Turkey has distinct advantages.

  • Lessons learned the hard way in the United States and Western Europe may be applied in Turkey more or less from the outset. Those e-business models that have proved successful in the evolutionary struggle of developed Net economies may be reproduced with relative safety in the Turkish market.
  • Telecommunications deregulation, though still slow, is paving the way for improved infrastructure.
  • ISP fixed fees are falling, as companies prepare to seek advertising and, primarily, e-commerce revenue generated from traffic rather than subscription fees.
  • Strong local companies have been established early, with deep pockets. In addition, the funding of parent companies is not likely to be too fickle, given the high tag on emerging market subscribers in company evaluation, and the increasing share of little-brother Internet companies in their overall corporate value.

Such financial confidence has helped Turkish companies to be innovative in at least two areas in their efforts to generate revenue and improve subscriber levels. One is an e-commerce revenue stream where, instead of taking a commission or percentage from buyer or seller, the portal retains the sale fee for one month for investment. The other, far more important, is the alacrity with which well-funded Turkish ISPs have bundled PCs with ISP services, attempting to spread Internet access infrastructure across the all-too-large Turkish economic divide.

This is why some international investors and financial institutions place Turkey at the top of their emerging European league for Internet investment opportunities. Analyses by several brokerage houses project for Turkish ISPs the highest future values in the region. Underpinning such valuations are Turkey’s large and young population, its overall strong economic growth, and possible access to the further 40 million Turkic-speaking peoples in the Central Asian republics.

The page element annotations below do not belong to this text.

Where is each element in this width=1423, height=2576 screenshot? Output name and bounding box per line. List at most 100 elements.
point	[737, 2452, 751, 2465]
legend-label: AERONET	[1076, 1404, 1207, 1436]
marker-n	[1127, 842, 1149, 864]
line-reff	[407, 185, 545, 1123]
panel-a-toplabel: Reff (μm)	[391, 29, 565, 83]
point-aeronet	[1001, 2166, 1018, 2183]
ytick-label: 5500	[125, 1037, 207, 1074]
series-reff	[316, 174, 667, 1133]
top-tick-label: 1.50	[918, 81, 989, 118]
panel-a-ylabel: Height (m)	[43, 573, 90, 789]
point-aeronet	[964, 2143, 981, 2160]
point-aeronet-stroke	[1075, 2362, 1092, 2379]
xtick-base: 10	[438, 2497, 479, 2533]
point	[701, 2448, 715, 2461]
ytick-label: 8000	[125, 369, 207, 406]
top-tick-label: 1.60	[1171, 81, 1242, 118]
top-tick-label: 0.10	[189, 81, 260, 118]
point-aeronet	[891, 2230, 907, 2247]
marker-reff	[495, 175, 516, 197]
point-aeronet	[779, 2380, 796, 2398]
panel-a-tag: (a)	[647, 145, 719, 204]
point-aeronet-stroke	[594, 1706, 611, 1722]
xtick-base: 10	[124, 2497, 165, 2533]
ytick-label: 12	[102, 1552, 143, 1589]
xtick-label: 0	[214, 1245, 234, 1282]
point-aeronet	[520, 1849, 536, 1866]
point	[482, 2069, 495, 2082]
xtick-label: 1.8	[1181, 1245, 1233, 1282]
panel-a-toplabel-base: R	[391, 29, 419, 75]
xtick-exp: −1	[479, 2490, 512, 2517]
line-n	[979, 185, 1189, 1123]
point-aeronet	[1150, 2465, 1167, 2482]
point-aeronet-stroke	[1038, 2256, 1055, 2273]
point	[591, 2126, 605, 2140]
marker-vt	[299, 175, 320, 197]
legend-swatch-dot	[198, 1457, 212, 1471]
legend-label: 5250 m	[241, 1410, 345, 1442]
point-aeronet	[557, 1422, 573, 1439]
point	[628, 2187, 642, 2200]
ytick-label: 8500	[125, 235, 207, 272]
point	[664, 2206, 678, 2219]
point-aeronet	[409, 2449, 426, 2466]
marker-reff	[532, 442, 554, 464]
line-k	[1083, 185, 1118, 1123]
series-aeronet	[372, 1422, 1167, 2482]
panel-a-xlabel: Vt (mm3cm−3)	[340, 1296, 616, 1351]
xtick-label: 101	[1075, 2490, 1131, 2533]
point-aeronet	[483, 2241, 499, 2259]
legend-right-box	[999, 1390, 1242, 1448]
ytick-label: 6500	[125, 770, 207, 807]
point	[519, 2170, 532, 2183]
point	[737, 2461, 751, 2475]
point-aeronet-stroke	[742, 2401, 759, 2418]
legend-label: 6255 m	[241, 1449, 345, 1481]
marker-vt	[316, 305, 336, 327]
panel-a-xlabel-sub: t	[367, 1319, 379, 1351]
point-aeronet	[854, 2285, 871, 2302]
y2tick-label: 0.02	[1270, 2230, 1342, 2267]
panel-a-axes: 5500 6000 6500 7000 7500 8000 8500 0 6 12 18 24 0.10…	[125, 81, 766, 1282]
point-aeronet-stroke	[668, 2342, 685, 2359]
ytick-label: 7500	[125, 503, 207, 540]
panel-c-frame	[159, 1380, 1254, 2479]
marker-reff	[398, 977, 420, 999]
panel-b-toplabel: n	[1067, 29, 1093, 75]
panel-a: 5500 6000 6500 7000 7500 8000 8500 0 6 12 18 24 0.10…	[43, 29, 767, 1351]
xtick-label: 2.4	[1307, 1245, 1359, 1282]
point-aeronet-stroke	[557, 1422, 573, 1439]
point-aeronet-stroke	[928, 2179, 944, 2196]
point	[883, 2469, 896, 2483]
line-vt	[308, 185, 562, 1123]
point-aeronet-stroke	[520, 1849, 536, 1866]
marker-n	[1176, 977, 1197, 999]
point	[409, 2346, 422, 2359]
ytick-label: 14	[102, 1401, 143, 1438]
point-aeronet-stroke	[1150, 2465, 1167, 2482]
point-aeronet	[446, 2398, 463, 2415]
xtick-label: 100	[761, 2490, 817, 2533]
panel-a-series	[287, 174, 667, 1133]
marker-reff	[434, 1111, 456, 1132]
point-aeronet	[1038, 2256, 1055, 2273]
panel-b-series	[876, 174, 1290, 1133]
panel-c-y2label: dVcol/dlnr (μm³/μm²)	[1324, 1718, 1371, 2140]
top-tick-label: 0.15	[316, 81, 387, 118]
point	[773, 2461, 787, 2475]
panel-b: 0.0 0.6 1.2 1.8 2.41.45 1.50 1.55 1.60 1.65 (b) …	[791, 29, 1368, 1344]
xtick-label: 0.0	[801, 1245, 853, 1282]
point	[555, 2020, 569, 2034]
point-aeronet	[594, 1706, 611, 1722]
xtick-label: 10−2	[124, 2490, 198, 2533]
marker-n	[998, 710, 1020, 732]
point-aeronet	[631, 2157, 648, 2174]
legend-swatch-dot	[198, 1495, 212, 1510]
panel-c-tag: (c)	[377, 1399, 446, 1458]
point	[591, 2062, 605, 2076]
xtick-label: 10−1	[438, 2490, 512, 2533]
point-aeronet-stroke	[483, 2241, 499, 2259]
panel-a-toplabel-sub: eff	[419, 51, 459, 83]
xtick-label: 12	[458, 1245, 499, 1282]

A problem for investors into Turkish ISPs and portals may be the entry of international giants such as Yahoo!, who have been looking at establishing a Turkey office. Further - most agree corrective - reverses to tech stock valuations may limit Turkish companies seeking to augment capital and expansion through public offerings. This will give further advantage to those with rich parents - a happy status shared by six large Turkish ISPs.

Notes

1 This figure excludes users accessing from Internet cafés and work. Taking into account cafés, the figure could easily rise by over 25 percent, according to the IBS End User Survey. Corporate access is notoriously difficult to calculate on an individual basis, but corporate usage would significantly augment the online population.

2 Three interviews (with G.M./owner, chief technology officer and one staff member employed for at least one year) at 70 top companies in 16 Turkish sectors.